13

851 52 0
                                    

"Mwo? Satu ekor? Ah jinjja, kau lapar atau rakus?"
"Kau duduk dan diam atau pergi saja?"

Diapun memilih duduk.

Setelah beberapa saat menunggu, akhirnya pesananku datang juga.

Akupun memotong bagian sayap ayam yang merupakan favoritku dan memakannya.

"Woah, makanan di sini sangat enak,, ahh" kataku.
"Dasar rakus"
"Bilang saja kalau kau juga ingin makan"
"Aniyo, aku tidak berselera maka...."

Aku masukan potongan ayam kemulutnya agar tidak banyak bicara.

"Ndo..!"
"Diam dan makan saja"

Setelah makan aku mengikuti pangeran dan berhenti di sebuah dermaga danau dan duduk di bawah pohon besar yang sejuk.

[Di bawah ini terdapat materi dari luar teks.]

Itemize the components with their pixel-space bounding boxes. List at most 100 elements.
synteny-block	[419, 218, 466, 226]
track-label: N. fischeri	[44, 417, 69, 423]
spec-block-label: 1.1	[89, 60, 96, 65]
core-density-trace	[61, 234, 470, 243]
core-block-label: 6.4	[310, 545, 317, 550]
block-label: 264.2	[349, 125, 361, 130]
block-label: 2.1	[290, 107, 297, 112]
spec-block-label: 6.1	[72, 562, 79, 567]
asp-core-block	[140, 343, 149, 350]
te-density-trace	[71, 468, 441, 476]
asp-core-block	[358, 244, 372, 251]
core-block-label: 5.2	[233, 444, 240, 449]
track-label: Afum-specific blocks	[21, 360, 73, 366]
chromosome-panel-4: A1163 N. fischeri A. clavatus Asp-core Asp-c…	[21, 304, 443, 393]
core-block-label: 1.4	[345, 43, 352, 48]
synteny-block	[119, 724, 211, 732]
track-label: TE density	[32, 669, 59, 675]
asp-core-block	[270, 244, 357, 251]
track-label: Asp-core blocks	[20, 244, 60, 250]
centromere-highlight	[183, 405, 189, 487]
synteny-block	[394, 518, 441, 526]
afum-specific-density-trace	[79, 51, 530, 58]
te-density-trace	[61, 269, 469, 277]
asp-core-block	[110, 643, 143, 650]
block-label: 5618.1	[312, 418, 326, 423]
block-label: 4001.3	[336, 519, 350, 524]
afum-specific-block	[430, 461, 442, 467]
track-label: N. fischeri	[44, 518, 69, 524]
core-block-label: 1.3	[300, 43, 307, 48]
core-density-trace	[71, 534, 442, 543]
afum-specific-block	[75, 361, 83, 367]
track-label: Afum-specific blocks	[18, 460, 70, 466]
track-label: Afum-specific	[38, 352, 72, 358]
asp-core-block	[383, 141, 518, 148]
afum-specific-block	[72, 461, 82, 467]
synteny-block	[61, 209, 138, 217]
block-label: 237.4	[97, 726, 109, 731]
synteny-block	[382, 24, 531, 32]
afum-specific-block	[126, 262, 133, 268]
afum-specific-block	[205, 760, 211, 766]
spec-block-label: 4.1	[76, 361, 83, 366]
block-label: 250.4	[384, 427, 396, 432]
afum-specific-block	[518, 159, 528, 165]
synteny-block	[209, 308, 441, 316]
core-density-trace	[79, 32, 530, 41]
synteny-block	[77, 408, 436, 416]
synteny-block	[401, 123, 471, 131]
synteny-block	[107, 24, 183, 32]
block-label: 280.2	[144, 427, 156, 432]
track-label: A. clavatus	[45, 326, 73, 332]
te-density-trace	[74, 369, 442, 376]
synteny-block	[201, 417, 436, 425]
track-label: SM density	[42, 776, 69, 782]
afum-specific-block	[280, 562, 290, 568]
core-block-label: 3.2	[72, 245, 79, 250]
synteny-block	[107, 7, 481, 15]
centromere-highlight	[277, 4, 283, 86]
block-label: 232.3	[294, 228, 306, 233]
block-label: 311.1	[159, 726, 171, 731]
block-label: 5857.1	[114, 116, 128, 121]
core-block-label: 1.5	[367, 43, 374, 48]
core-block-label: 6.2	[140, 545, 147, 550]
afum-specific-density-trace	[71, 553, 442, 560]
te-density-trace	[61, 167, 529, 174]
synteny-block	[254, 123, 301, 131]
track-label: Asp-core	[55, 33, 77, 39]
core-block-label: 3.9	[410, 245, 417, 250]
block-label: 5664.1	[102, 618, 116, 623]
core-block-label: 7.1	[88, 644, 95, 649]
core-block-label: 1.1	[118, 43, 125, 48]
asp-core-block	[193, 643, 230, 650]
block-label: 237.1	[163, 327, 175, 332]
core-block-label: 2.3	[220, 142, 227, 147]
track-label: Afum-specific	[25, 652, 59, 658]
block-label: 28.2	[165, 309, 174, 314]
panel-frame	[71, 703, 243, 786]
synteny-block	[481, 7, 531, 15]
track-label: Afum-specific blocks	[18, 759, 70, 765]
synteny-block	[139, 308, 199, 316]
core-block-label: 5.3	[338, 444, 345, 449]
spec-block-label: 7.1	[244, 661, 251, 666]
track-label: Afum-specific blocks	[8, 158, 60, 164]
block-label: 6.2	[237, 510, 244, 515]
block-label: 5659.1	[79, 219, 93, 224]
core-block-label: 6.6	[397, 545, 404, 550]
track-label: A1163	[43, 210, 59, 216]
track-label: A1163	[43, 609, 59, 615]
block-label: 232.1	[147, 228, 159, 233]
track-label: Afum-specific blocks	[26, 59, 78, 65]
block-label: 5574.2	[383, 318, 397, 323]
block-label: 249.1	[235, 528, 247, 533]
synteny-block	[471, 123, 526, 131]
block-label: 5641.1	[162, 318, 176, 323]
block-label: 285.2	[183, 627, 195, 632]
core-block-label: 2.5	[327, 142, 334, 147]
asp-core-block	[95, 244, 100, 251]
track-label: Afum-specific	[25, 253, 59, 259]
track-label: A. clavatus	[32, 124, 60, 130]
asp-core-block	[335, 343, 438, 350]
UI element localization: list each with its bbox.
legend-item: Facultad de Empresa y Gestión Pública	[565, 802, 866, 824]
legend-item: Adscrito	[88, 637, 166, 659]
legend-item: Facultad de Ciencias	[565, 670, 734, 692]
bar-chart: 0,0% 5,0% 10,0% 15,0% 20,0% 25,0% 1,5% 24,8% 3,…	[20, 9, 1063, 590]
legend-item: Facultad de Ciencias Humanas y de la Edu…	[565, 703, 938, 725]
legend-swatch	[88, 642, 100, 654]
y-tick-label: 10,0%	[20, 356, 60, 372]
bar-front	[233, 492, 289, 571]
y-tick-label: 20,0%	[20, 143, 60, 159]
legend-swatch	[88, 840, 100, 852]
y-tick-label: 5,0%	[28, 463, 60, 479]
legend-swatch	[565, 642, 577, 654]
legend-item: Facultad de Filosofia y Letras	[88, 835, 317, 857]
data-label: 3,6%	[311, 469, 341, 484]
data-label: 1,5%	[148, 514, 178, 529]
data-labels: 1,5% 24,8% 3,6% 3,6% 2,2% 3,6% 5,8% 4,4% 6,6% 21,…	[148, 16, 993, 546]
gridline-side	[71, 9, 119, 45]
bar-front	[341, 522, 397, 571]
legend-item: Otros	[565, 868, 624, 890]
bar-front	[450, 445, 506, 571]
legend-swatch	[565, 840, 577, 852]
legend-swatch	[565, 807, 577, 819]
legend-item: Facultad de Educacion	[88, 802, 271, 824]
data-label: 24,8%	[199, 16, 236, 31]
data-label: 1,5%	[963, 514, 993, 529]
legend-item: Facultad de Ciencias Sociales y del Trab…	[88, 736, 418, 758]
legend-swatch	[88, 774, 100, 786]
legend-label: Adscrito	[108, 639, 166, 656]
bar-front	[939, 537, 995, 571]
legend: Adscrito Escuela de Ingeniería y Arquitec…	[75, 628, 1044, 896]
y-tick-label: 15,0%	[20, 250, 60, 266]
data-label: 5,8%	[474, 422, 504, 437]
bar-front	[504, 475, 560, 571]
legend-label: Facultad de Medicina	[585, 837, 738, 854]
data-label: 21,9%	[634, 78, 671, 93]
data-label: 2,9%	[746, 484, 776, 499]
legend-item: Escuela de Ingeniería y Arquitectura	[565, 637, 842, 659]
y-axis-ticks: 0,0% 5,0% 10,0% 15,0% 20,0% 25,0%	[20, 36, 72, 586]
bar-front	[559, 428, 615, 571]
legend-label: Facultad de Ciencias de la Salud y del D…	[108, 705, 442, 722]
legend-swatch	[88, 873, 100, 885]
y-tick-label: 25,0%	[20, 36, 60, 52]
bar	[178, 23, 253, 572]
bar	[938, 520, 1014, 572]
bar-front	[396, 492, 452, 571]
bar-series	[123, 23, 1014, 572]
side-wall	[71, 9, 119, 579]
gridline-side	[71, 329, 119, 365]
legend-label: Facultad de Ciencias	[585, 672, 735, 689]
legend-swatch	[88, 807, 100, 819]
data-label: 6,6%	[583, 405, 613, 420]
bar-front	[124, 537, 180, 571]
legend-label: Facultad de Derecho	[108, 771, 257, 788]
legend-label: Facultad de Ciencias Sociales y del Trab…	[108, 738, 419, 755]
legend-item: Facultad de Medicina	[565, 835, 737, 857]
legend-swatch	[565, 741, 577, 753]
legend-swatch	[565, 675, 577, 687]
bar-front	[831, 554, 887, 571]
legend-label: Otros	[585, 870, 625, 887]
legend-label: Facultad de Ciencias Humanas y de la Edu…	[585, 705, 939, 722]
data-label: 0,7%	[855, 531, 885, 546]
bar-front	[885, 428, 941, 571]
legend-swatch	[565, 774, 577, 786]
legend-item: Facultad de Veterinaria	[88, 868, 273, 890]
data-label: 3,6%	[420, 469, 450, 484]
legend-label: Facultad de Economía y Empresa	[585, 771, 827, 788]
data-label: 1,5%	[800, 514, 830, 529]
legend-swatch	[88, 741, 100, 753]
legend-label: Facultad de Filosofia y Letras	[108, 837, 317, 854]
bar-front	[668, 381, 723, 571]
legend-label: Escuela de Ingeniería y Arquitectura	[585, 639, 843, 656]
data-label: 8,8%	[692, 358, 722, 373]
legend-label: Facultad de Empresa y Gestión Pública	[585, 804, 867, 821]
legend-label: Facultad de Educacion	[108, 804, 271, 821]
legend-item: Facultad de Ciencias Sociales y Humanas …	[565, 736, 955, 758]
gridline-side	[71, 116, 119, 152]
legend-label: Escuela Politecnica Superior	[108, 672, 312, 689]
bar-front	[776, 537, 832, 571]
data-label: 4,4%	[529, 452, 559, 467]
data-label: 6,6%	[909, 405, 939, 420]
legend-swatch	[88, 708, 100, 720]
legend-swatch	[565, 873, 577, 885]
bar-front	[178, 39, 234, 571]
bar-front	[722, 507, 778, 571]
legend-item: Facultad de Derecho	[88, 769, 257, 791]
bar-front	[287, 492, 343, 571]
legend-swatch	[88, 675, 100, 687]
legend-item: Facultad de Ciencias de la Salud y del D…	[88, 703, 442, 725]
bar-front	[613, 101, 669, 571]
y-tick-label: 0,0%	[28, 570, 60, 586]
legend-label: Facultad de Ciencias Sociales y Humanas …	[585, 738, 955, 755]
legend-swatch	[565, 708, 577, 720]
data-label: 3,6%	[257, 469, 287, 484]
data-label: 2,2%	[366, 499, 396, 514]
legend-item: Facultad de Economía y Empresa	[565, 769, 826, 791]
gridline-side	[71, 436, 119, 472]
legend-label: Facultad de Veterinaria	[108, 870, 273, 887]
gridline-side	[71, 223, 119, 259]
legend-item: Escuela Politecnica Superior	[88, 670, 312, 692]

"Apa kau pernah dihianati oleh seseorang?" tanya pangeran tiba-tiba.
"Aku rasa semua orang pernah dihianati dan menghianati, tapi terkadang antara sadar dan tidak kita telah melakukannya"
"Jadi?"
"Ya.. Aku pernah menghianati dan juga dihanati, tapi yang paling aku sadari adalah aku pernah menghianati temanku sendiri"
"Hah.. Kau tidak berbeda dengan unniemu"
"Aku rasa kamu sangat membenci unnieku, wae?"
"Bukan urusanmu"
"Bukannya saat aku tidak sengaja memecahkan kaca itu, kau marah bercampur benci menyadari kalau aku adalah sepupu unnie?"

Dia hanya diam saja.

"Kau tau seseorang bisa ditebak dengan sangat mudah"

Akupun menarik bajunya dan mencoba melepaskan bajunya.

"Apa yang kau lakukan? Apa kau sudah gila?"

Aku diam saja dan menurunkan lengan bajunya.

"Ini harus diobati" kataku sambil menunjuk luka di lengannya.

Aku mengobatinya dengan obat yang tadi aku bawa.
~
"Ayo pulang, hari sudah mulai gelap" ajaknya.

Akupun mengikutinya.
Diperjalan kita hanya diam.

"Ah.. sillyehabnida [maafkan]" kataku saat menabrak seseorang, karena malam itu sangat ramai.

"Kau baik-baik saja? Makanya hati-hati!" tanya pangeran chanyeol yang tiba-tiba disampingku.
"Ne"

Tiba-tiba tanganku digandengnya.

"Ini supaya kamu tidak nyasar dan hilang" katanya cuek.

Disepanjang perjalanan tangannya terus menggenggam tanganku hingga sampai dirumah unnie.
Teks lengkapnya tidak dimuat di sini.